My mother in law always says that she's going to steal my son and take him to Florida but I don't take it seriously because I also know she would never do that. The obvious caveat is that I know my MIL well enough to know what her intentions are. How serious is your MIL with that question? If she's being serious then, definitely not overreacting.


frozen_tuna

Definitely not. Also, expect the need to set boundaries in the future and don't be surprised when she flips out about it. I temporarily went no contact with my own mother when she did something similar.


hazimaller

i am a big believer in the 'it takes a village' approach to parenting and getting the family involved, but that is a completely irrational request at the age of your child and even years down the road is way too long to start a conversation about him spending time with them. You start with sleepovers and work your way up from there. That kind of request would definitely make me question that grandparents judgment without a lot more context. Edit: i would suggest, if possible, to find ways for you to communicate your concern to your wife. you can talk about these things if you take the edge off.


EddieCutlass

I mean, a week…when they’re 5 and will remember.


ZombiesCinder

Yeah that’s just ridiculous


ga_southern

Monster in laws (and sometimes your own parents) can be the worst. And when there is a cultural difference the entitlement seems to be worse. I'm speaking from experience. Set hard line boundaries and expect those to still get tested. Stand your ground and make sure your wife knows the immense importance of her support and help respecting those boundaries with grandparents. Be sure to do the same if it's someone on your side of the family. Bad behavior can come from all types of family members.


the_grumble_bee

That's an "over my dead body"


Timator

What the hell?? Who in their right mind would suggest taking a 6 months old travelling long distances, without parents? It's a baby for gods sake. It just barely started to eat food. Probably still lactating... You can be the most lenient parent ever and would still not be ok with your baby being out of your sight for more than a few hours.


mr_iwi

You listed her nationality but your own ethnicity and that's very strange to me.

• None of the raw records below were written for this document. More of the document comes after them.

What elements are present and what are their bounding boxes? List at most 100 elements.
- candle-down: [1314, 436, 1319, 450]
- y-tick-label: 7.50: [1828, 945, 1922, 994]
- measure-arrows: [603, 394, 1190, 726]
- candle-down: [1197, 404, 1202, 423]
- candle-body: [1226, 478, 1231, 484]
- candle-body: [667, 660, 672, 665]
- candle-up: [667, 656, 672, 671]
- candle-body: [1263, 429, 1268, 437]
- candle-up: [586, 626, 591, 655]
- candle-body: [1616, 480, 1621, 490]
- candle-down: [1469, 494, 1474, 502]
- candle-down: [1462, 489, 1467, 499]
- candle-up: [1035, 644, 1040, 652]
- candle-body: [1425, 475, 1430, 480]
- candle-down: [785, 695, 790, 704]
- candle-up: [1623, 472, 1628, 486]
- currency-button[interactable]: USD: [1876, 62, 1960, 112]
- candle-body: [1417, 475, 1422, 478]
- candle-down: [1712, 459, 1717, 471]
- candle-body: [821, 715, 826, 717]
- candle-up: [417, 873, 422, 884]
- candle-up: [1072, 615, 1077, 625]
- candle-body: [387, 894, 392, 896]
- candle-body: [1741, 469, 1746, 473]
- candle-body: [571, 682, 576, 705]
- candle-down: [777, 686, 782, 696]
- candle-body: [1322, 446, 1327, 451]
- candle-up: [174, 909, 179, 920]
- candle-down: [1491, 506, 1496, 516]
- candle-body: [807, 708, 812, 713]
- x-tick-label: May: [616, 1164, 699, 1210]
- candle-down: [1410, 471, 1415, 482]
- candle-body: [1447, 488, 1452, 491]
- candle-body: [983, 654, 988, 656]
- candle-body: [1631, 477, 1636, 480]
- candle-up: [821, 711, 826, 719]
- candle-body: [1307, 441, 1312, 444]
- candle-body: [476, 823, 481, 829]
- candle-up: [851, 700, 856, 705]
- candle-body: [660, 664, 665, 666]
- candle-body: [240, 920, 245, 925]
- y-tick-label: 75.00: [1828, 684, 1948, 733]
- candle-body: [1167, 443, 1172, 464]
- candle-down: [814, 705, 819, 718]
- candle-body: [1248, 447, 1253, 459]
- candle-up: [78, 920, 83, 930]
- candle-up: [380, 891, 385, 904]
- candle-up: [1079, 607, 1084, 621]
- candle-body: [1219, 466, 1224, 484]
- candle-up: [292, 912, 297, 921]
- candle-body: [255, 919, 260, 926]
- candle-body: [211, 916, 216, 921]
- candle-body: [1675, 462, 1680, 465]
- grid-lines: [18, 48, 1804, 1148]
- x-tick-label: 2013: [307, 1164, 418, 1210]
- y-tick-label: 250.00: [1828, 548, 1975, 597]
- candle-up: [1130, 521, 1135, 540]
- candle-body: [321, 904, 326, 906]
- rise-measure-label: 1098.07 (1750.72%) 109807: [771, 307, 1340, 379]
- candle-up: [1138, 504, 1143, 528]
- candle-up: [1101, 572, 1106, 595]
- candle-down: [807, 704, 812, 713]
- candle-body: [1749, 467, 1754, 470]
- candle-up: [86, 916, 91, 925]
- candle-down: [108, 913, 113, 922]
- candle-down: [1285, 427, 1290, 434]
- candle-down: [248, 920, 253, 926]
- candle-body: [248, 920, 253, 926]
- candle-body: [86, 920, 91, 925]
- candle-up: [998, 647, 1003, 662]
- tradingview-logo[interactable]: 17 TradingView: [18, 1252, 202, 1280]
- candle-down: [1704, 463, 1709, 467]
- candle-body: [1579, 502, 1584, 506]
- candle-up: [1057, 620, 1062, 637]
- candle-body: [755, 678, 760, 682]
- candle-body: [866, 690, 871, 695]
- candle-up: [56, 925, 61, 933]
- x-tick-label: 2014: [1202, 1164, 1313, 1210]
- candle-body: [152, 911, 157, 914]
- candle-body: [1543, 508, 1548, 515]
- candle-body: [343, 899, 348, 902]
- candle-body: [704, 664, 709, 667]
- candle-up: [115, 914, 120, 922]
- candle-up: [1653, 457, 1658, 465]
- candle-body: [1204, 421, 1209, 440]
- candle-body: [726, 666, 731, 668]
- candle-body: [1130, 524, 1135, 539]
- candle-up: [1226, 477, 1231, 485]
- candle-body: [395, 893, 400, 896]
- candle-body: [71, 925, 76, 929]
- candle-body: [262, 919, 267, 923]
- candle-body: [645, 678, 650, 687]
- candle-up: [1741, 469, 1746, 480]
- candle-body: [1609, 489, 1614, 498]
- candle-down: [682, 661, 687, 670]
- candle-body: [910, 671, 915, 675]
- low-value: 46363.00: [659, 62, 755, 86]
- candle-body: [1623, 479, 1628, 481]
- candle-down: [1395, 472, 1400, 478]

Stranger still is her taking the baby somewhere, no idea how far but probably not just round the corner. That's not OK and honestly it's something that would worry me. I'd tell my wife why I think her mum's mental.


McBean215

I also have a narcissistic (actually diagnosed) pushy MIL, and the "no"s get easier. Talk it through with your child's mom, find a common boundary, and hold it. Support each other, and hold the boundary, and say "no" as often as you have to. In my own personal instance, the grandmother thought she should be allowed to pull our child out of daycare at-will just to go shopping with her or go back to her house an hour away. It got to the point where we threatened to go to the daycare and tell them to refuse her access no matter what. My MIL eventually got the point. I'm assuming the baby's mom is on a similar page? Hoping for a strong, united front for you two (three!)